Beja Friends respectfully requests that members of Congress that acknowledge the indigenous Beja people of Eastern Sudan with a Congressional Resolution and/or other legislative means that will:
- Recognize the Beja as a marginalized Sudanese African people group, oppressed and persecuted by the National Congress Party (NCP) Government of Sudan.
- Highlight the Beja’s need for urgent humanitarian assistance.
- Condemn the 2005 Port Sudan massacre in which 22 Beja were killed and over 400 injured by NCP forces at a peaceful protest.
- Express deep concern over the sale of Beja land by the NCP to Arab investors.
Also, we urge the President and State Department to exert political pressure on the NCP government to cease human rights abuses and political, social, and economic marginalization of the Beja, so that a return to sustainable economic development, peace and security is realized.

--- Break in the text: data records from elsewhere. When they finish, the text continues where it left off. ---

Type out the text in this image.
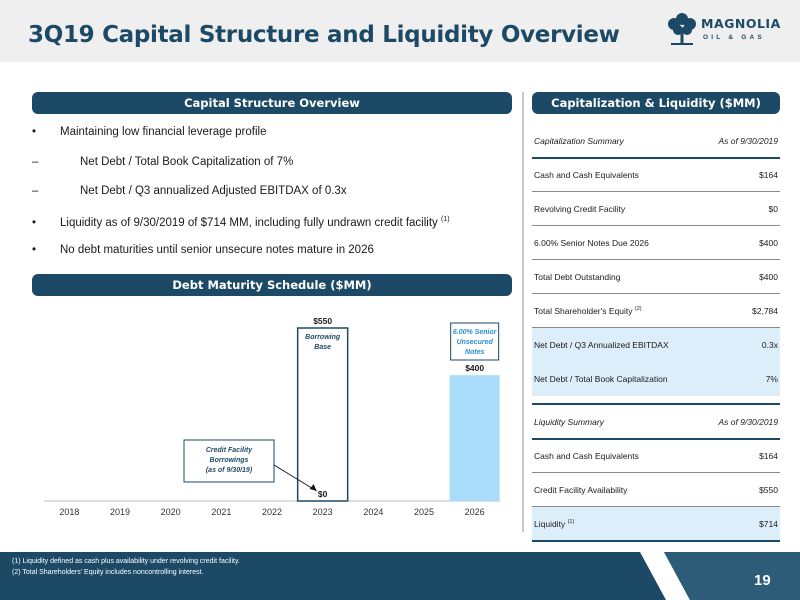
3Q19 Capital Structure and Liquidity Overview	MAGNOLIA
OIL & GAS
Capital Structure Overview
• Maintaining low financial leverage profile
–	Net Debt / Total Book Capitalization of 7%
–	Net Debt / Q3 annualized Adjusted EBITDAX of 0.3x
• Liquidity as of 9/30/2019 of $714 MM, including fully undrawn credit facility $^{(1)}$
• No debt maturities until senior unsecure notes mature in 2026
Debt Maturity Schedule ($MM)
2018	2019	2020	2021	2022	2023	2024	2025	2026
$550
$0
$400
Borrowing
Base
6.00% Senior
Unsecured
Notes
Credit Facility
Borrowings
(as of 9/30/19)
Capitalization & Liquidity ($MM)
Capitalization Summary	As of 9/30/2019
Cash and Cash Equivalents	$164
Revolving Credit Facility	$0
6.00% Senior Notes Due 2026	$400
Total Debt Outstanding	$400
Total Shareholder's Equity $^{(2)}$	$2,784
Net Debt / Q3 Annualized EBITDAX	0.3x
Net Debt / Total Book Capitalization	7%
Liquidity Summary	As of 9/30/2019
Cash and Cash Equivalents	$164
Credit Facility Availability	$550
Liquidity $^{(1)}$	$714
(1) Liquidity defined as cash plus availability under revolving credit facility.
(2) Total Shareholders' Equity includes noncontrolling interest.	19
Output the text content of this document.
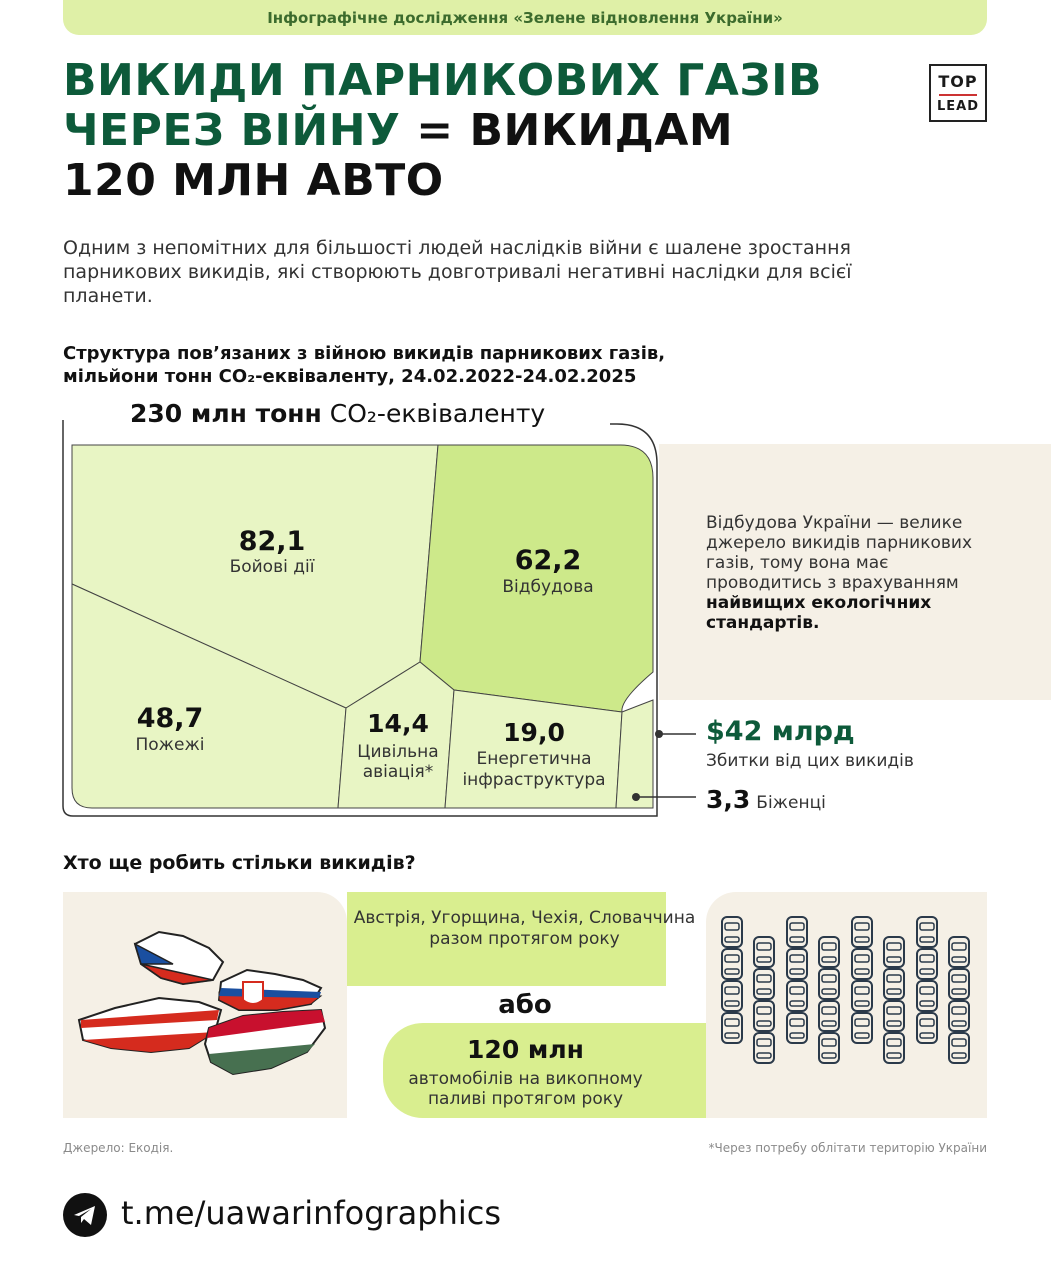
Інфографічне дослідження «Зелене відновлення України»
ВИКИДИ ПАРНИКОВИХ ГАЗІВ
ЧЕРЕЗ ВІЙНУ = ВИКИДАМ
120 МЛН АВТО
TOP
LEAD

Одним з непомітних для більшості людей наслідків війни є шалене зростання парникових викидів, які створюють довготривалі негативні наслідки для всієї планети.

Структура пов’язаних з війною викидів парникових газів,
мільйони тонн CO₂-еквіваленту, 24.02.2022-24.02.2025
82,1
Бойові дії	62,2
Відбудова
48,7
Пожежі
14,4
Цивільна
авіація*
19,0
Енергетична
інфраструктура
230 млн тонн CO₂-еквіваленту
Відбудова України — велике джерело викидів парникових газів, тому вона має проводитись з врахуванням найвищих екологічних стандартів.
$42 млрд
Збитки від цих викидів
3,3 Біженці
Хто ще робить стільки викидів?
Австрія, Угорщина, Чехія, Словаччина разом протягом року
або
120 млн
автомобілів на викопному паливі протягом року
Джерело: Екодія.	*Через потребу облітати територію України
t.me/uawarinfographics
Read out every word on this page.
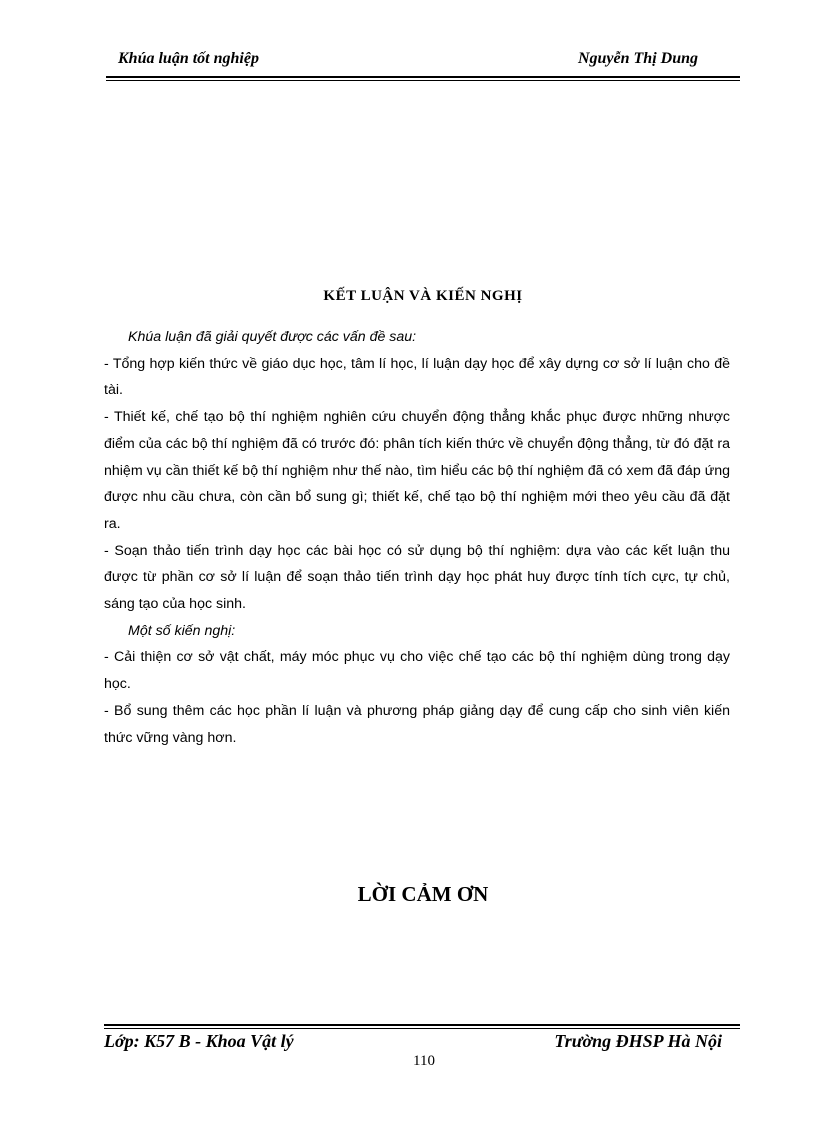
Khúa luận tốt nghiệp	Nguyễn Thị Dung
KẾT LUẬN VÀ KIẾN NGHỊ

Khúa luận đã giải quyết được các vấn đề sau:

- Tổng hợp kiến thức về giáo dục học, tâm lí học, lí luận dạy học để xây dựng cơ sở lí luận cho đề tài.

- Thiết kế, chế tạo bộ thí nghiệm nghiên cứu chuyển động thẳng khắc phục được những nhược điểm của các bộ thí nghiệm đã có trước đó: phân tích kiến thức về chuyển động thẳng, từ đó đặt ra nhiệm vụ cần thiết kế bộ thí nghiệm như thế nào, tìm hiểu các bộ thí nghiệm đã có xem đã đáp ứng được nhu cầu chưa, còn cần bổ sung gì; thiết kế, chế tạo bộ thí nghiệm mới theo yêu cầu đã đặt ra.

- Soạn thảo tiến trình dạy học các bài học có sử dụng bộ thí nghiệm: dựa vào các kết luận thu được từ phần cơ sở lí luận để soạn thảo tiến trình dạy học phát huy được tính tích cực, tự chủ, sáng tạo của học sinh.

Một số kiến nghị:

- Cải thiện cơ sở vật chất, máy móc phục vụ cho việc chế tạo các bộ thí nghiệm dùng trong dạy học.

- Bổ sung thêm các học phần lí luận và phương pháp giảng dạy để cung cấp cho sinh viên kiến thức vững vàng hơn.

LỜI CẢM ƠN
Lớp: K57 B - Khoa Vật lý	Trường ĐHSP Hà Nội
110
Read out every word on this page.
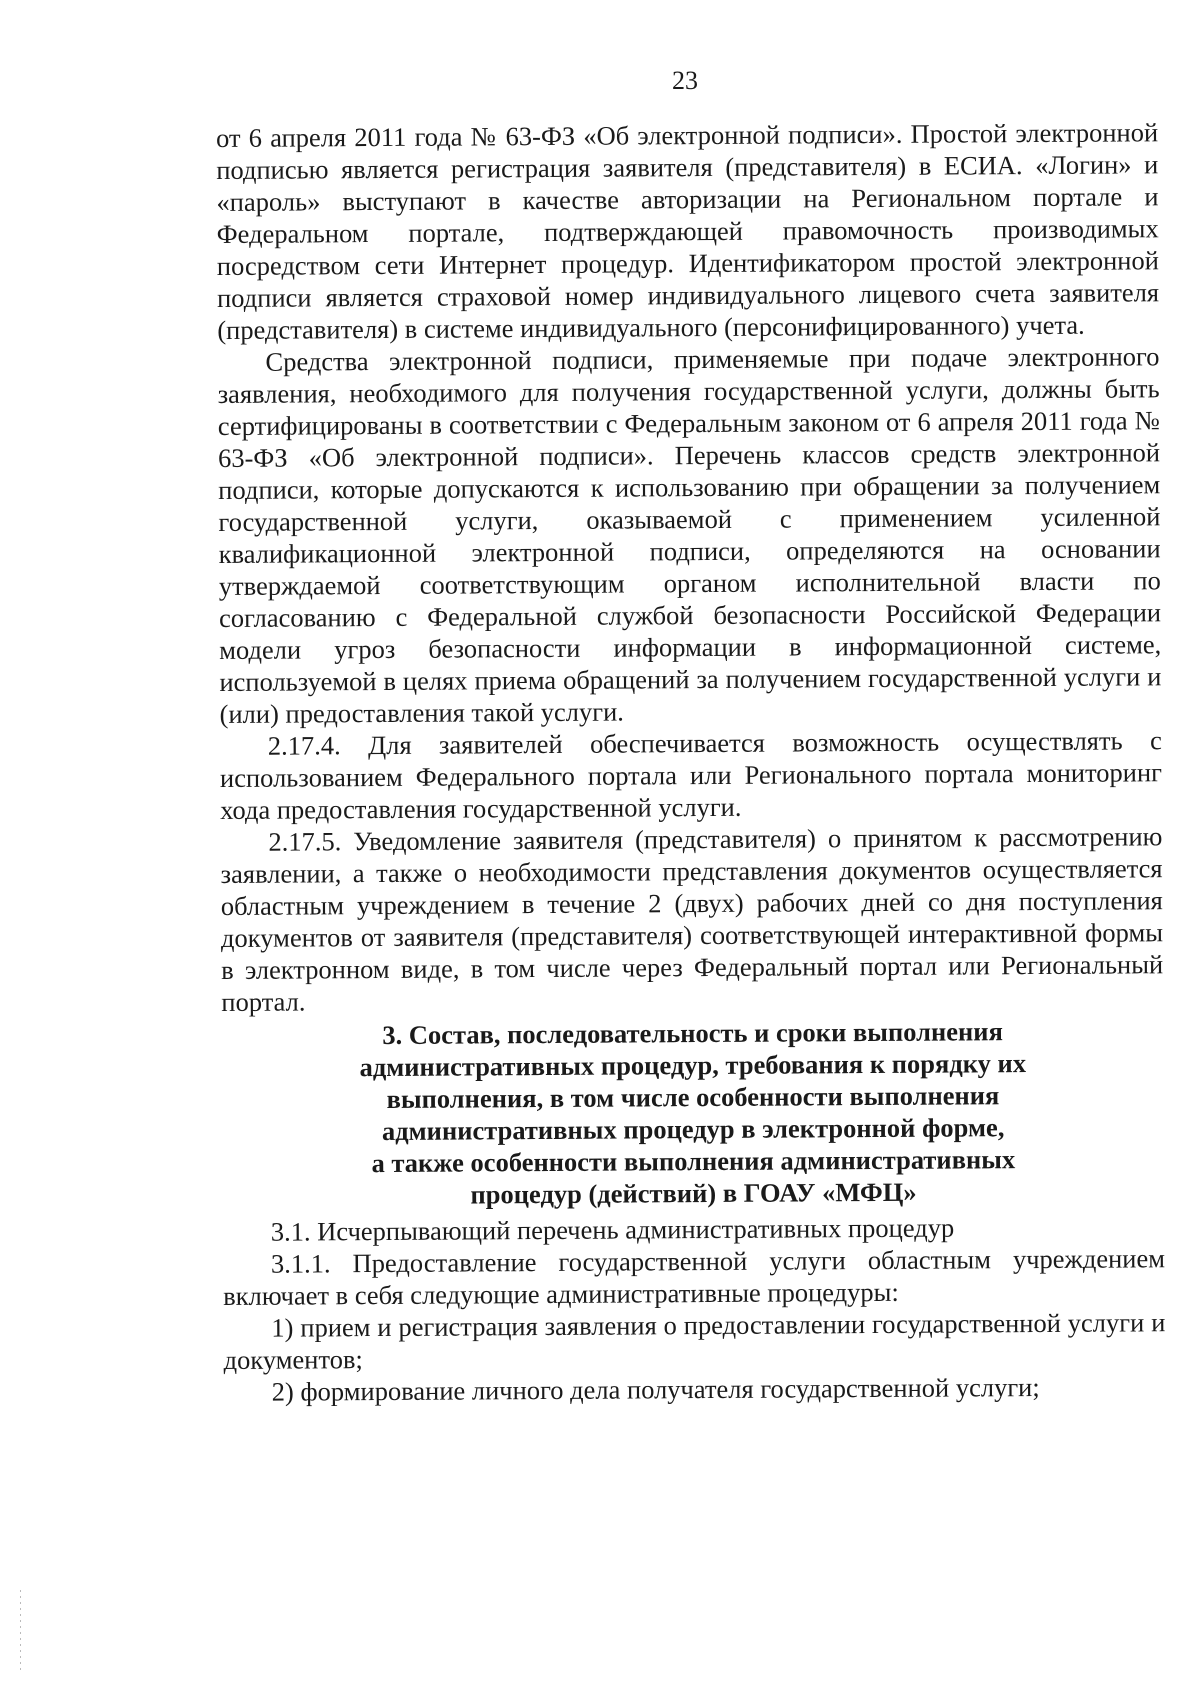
23

от 6 апреля 2011 года № 63-ФЗ «Об электронной подписи». Простой электронной подписью является регистрация заявителя (представителя) в ЕСИА. «Логин» и «пароль» выступают в качестве авторизации на Региональном портале и Федеральном портале, подтверждающей правомочность производимых посредством сети Интернет процедур. Идентификатором простой электронной подписи является страховой номер индивидуального лицевого счета заявителя (представителя) в системе индивидуального (персонифицированного) учета.

Средства электронной подписи, применяемые при подаче электронного заявления, необходимого для получения государственной услуги, должны быть сертифицированы в соответствии с Федеральным законом от 6 апреля 2011 года № 63-ФЗ «Об электронной подписи». Перечень классов средств электронной подписи, которые допускаются к использованию при обращении за получением государственной услуги, оказываемой с применением усиленной квалификационной электронной подписи, определяются на основании утверждаемой соответствующим органом исполнительной власти по согласованию с Федеральной службой безопасности Российской Федерации модели угроз безопасности информации в информационной системе, используемой в целях приема обращений за получением государственной услуги и (или) предоставления такой услуги.

2.17.4. Для заявителей обеспечивается возможность осуществлять с использованием Федерального портала или Регионального портала мониторинг хода предоставления государственной услуги.

2.17.5. Уведомление заявителя (представителя) о принятом к рассмотрению заявлении, а также о необходимости представления документов осуществляется областным учреждением в течение 2 (двух) рабочих дней со дня поступления документов от заявителя (представителя) соответствующей интерактивной формы в электронном виде, в том числе через Федеральный портал или Региональный портал.

3. Состав, последовательность и сроки выполнения
административных процедур, требования к порядку их
выполнения, в том числе особенности выполнения
административных процедур в электронной форме,
а также особенности выполнения административных
процедур (действий) в ГОАУ «МФЦ»

3.1. Исчерпывающий перечень административных процедур

3.1.1. Предоставление государственной услуги областным учреждением включает в себя следующие административные процедуры:

1) прием и регистрация заявления о предоставлении государственной услуги и документов;

2) формирование личного дела получателя государственной услуги;
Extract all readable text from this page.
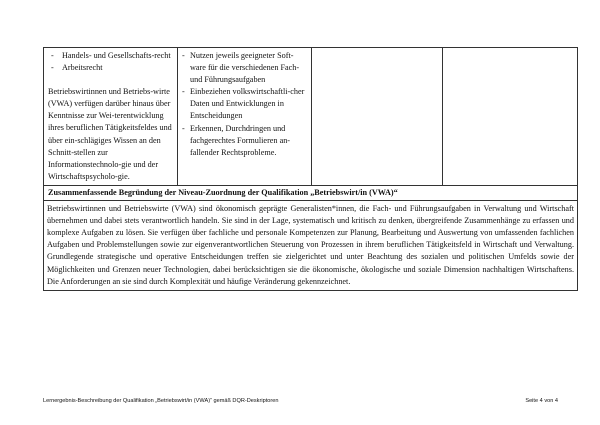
- Handels- und Gesellschafts-recht
- Arbeitsrecht
Betriebswirtinnen und Betriebs-wirte (VWA) verfügen darüber hinaus über Kenntnisse zur Wei-terentwicklung ihres beruflichen Tätigkeitsfeldes und über ein-schlägiges Wissen an den Schnitt-stellen zur Informationstechnolo-gie und der Wirtschaftspsycholo-gie.

- Nutzen jeweils geeigneter Soft-ware für die verschiedenen Fach- und Führungsaufgaben
- Einbeziehen volkswirtschaftli-cher Daten und Entwicklungen in Entscheidungen
- Erkennen, Durchdringen und fachgerechtes Formulieren an-fallender Rechtsprobleme.

Zusammenfassende Begründung der Niveau-Zuordnung der Qualifikation „Betriebswirt/in (VWA)“
Betriebswirtinnen und Betriebswirte (VWA) sind ökonomisch geprägte Generalisten*innen, die Fach- und Führungsaufgaben in Verwaltung und Wirtschaft übernehmen und dabei stets verantwortlich handeln. Sie sind in der Lage, systematisch und kritisch zu denken, übergreifende Zusammenhänge zu erfassen und komplexe Aufgaben zu lösen. Sie verfügen über fachliche und personale Kompetenzen zur Planung, Bearbeitung und Auswertung von umfassenden fachlichen Aufgaben und Problemstellungen sowie zur eigenverantwortlichen Steuerung von Prozessen in ihrem beruflichen Tätigkeitsfeld in Wirtschaft und Verwaltung. Grundlegende strategische und operative Entscheidungen treffen sie zielgerichtet und unter Beachtung des sozialen und politischen Umfelds sowie der Möglichkeiten und Grenzen neuer Technologien, dabei berücksichtigen sie die ökonomische, ökologische und soziale Dimension nachhaltigen Wirtschaftens. Die Anforderungen an sie sind durch Komplexität und häufige Veränderung gekennzeichnet.
Lernergebnis-Beschreibung der Qualifikation „Betriebswirt/in (VWA)“ gemäß DQR-Deskriptoren	Seite 4 von 4
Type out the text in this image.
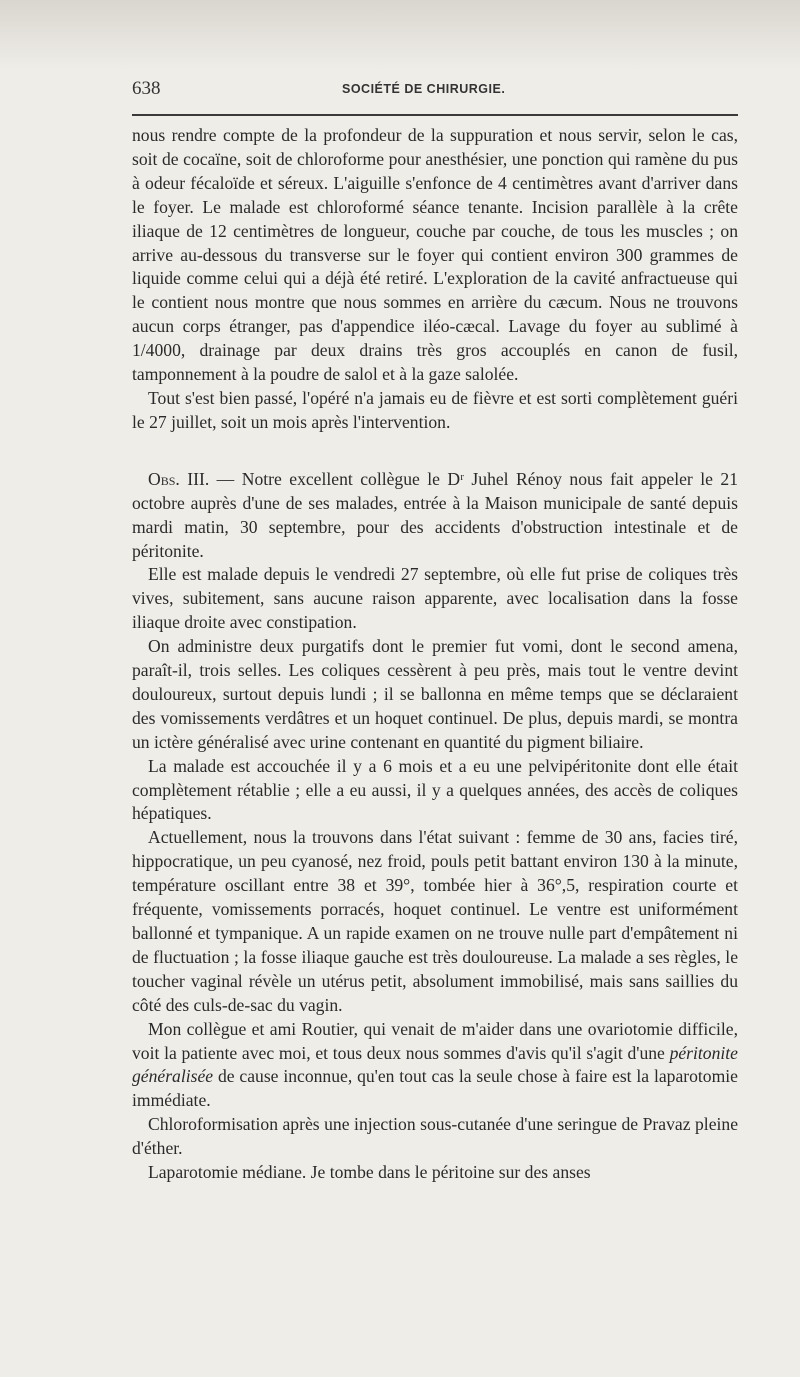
638	SOCIÉTÉ DE CHIRURGIE.

nous rendre compte de la profondeur de la suppuration et nous servir, selon le cas, soit de cocaïne, soit de chloroforme pour anesthésier, une ponction qui ramène du pus à odeur fécaloïde et séreux. L'aiguille s'enfonce de 4 centimètres avant d'arriver dans le foyer. Le malade est chloroformé séance tenante. Incision parallèle à la crête iliaque de 12 centimètres de longueur, couche par couche, de tous les muscles ; on arrive au-dessous du transverse sur le foyer qui contient environ 300 grammes de liquide comme celui qui a déjà été retiré. L'exploration de la cavité anfractueuse qui le contient nous montre que nous sommes en arrière du cæcum. Nous ne trouvons aucun corps étranger, pas d'appendice iléo-cæcal. Lavage du foyer au sublimé à 1/4000, drainage par deux drains très gros accouplés en canon de fusil, tamponnement à la poudre de salol et à la gaze salolée.

Tout s'est bien passé, l'opéré n'a jamais eu de fièvre et est sorti complètement guéri le 27 juillet, soit un mois après l'intervention.

Obs. III. — Notre excellent collègue le Dʳ Juhel Rénoy nous fait appeler le 21 octobre auprès d'une de ses malades, entrée à la Maison municipale de santé depuis mardi matin, 30 septembre, pour des accidents d'obstruction intestinale et de péritonite.

Elle est malade depuis le vendredi 27 septembre, où elle fut prise de coliques très vives, subitement, sans aucune raison apparente, avec localisation dans la fosse iliaque droite avec constipation.

On administre deux purgatifs dont le premier fut vomi, dont le second amena, paraît-il, trois selles. Les coliques cessèrent à peu près, mais tout le ventre devint douloureux, surtout depuis lundi ; il se ballonna en même temps que se déclaraient des vomissements verdâtres et un hoquet continuel. De plus, depuis mardi, se montra un ictère généralisé avec urine contenant en quantité du pigment biliaire.

La malade est accouchée il y a 6 mois et a eu une pelvipéritonite dont elle était complètement rétablie ; elle a eu aussi, il y a quelques années, des accès de coliques hépatiques.

Actuellement, nous la trouvons dans l'état suivant : femme de 30 ans, facies tiré, hippocratique, un peu cyanosé, nez froid, pouls petit battant environ 130 à la minute, température oscillant entre 38 et 39°, tombée hier à 36°,5, respiration courte et fréquente, vomissements porracés, hoquet continuel. Le ventre est uniformément ballonné et tympanique. A un rapide examen on ne trouve nulle part d'empâtement ni de fluctuation ; la fosse iliaque gauche est très douloureuse. La malade a ses règles, le toucher vaginal révèle un utérus petit, absolument immobilisé, mais sans saillies du côté des culs-de-sac du vagin.

Mon collègue et ami Routier, qui venait de m'aider dans une ovariotomie difficile, voit la patiente avec moi, et tous deux nous sommes d'avis qu'il s'agit d'une péritonite généralisée de cause inconnue, qu'en tout cas la seule chose à faire est la laparotomie immédiate.

Chloroformisation après une injection sous-cutanée d'une seringue de Pravaz pleine d'éther.

Laparotomie médiane. Je tombe dans le péritoine sur des anses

Specifically, that the U.S. government:
- Demand the NCP allow free, safe access to Beja areas by humanitarian relief and development organizations.
- Request that the NCP provide evidence that funds received from the recent Donor Conference for the Reconstruction of Eastern Sudan in Kuwait will not be used for the prosecution of war against the Beja by Rashaida Arabs who have been linked to terrorist organizations and smuggling of weapons to Hamas.
- Encourage the international community, including the Troika countries, the African Union, the European Union, and the United Nations Security Council to join the United States in a concerted effort to apply smart, targeted pressure on the NCP government to guarantee their cooperation in respecting Beja human rights.
I thank you for the opportunity to speak to you today about the Beja. With your help, anyone who wishes to befriend the Beja could help them not only here in our country but also in their own. East Africa can seem like such a confusing place at times, but the Beja are a warm, friendly people who know how to be friends. We want them to know there are Americans who care about them and want to grow together in friendship with them. We look forward to the day when their government will not stand in our way and we hope that our government will help make that happen. Thank you.
David Condron is the Director of Beja Friends, an organization that seeks to raise awareness about Sudan’s marginalized minority.